Diante do sofrimento físico e psicológico, tão visível em Francisco, que já só preside sentado e na oração do Ãngelus no domingo fez um esforço hercúleo para se suster de pé naquela varanda, nunca poderemos calar a injustiça, a falta de amor, a pobreza, a exclusão, a indiferença ou até mesmo a falta de carisma evangélico em tantas das nossas acções como cristãos.
Ser jornalista é mais do que uma profissão. É uma vocação e uma missão, com uma responsabilidade peculiar e uma tarefa preciosa. A linguagem utilizada pode acender ou apagar a esperança, pode dar voz aos marginalizados ou esmagá-los ainda mais. A coragem de um cristão, e ainda mais de um jornalista cristão, não está só do lado da denuncia; a coragem também está em escutar com o coração, “ouvir e falar com o coração, custodiar a sabedoria do coração, compartilhar a esperança do coração”.

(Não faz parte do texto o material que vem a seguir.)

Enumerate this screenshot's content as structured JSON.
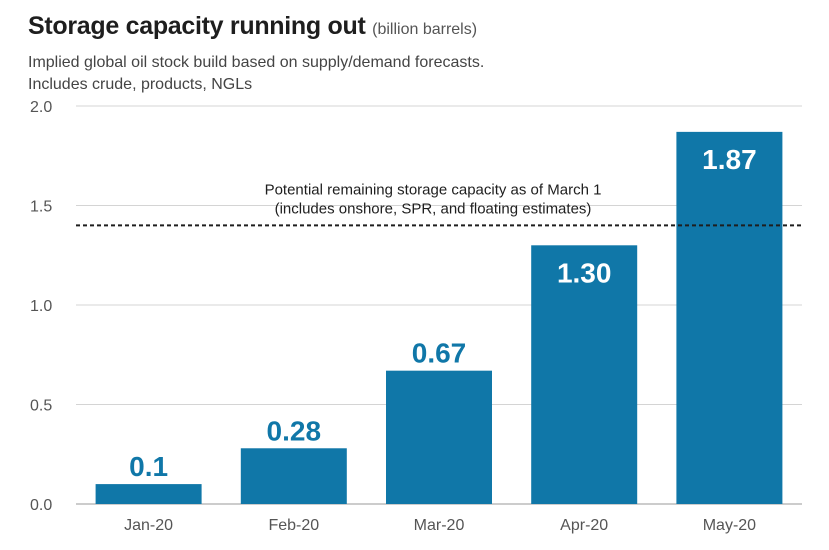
{
  "header": {
    "title": "Storage capacity running out",
    "title_unit": "(billion barrels)",
    "subtitle_line1": "Implied global oil stock build based on supply/demand forecasts.",
    "subtitle_line2": "Includes crude, products, NGLs"
  },
  "chart_data": {
    "type": "bar",
    "categories": [
      "Jan-20",
      "Feb-20",
      "Mar-20",
      "Apr-20",
      "May-20"
    ],
    "values": [
      0.1,
      0.28,
      0.67,
      1.3,
      1.87
    ],
    "value_labels": [
      "0.1",
      "0.28",
      "0.67",
      "1.30",
      "1.87"
    ],
    "ylim": [
      0,
      2.0
    ],
    "yticks": [
      0,
      0.5,
      1.0,
      1.5,
      2.0
    ],
    "ytick_labels": [
      "0.0",
      "0.5",
      "1.0",
      "1.5",
      "2.0"
    ],
    "grid": true,
    "bar_color": "#1077a8",
    "label_outside_color": "#1077a8",
    "label_inside_color": "#ffffff",
    "reference_line": {
      "value": 1.4,
      "style": "dashed",
      "label_line1": "Potential remaining storage capacity as of March 1",
      "label_line2": "(includes onshore, SPR, and floating estimates)"
    }
  }
}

Esta é porventura a maior liberdade de todas e que só a Esperança, que não é uma ideia ou um desejo mas uma pessoa, alimenta.
As dores do Papa são também as nossas. E, cada vez que não o escutamos ficamos mais longe de aproveitar esta nova oportunidade que o Espírito Santo está a dar à Igreja e Jesus continuará a não ter lugar… como não teve naquele dia em Belém, quando os pastores anunciaram ao mundo um novo lugar para a Esperança.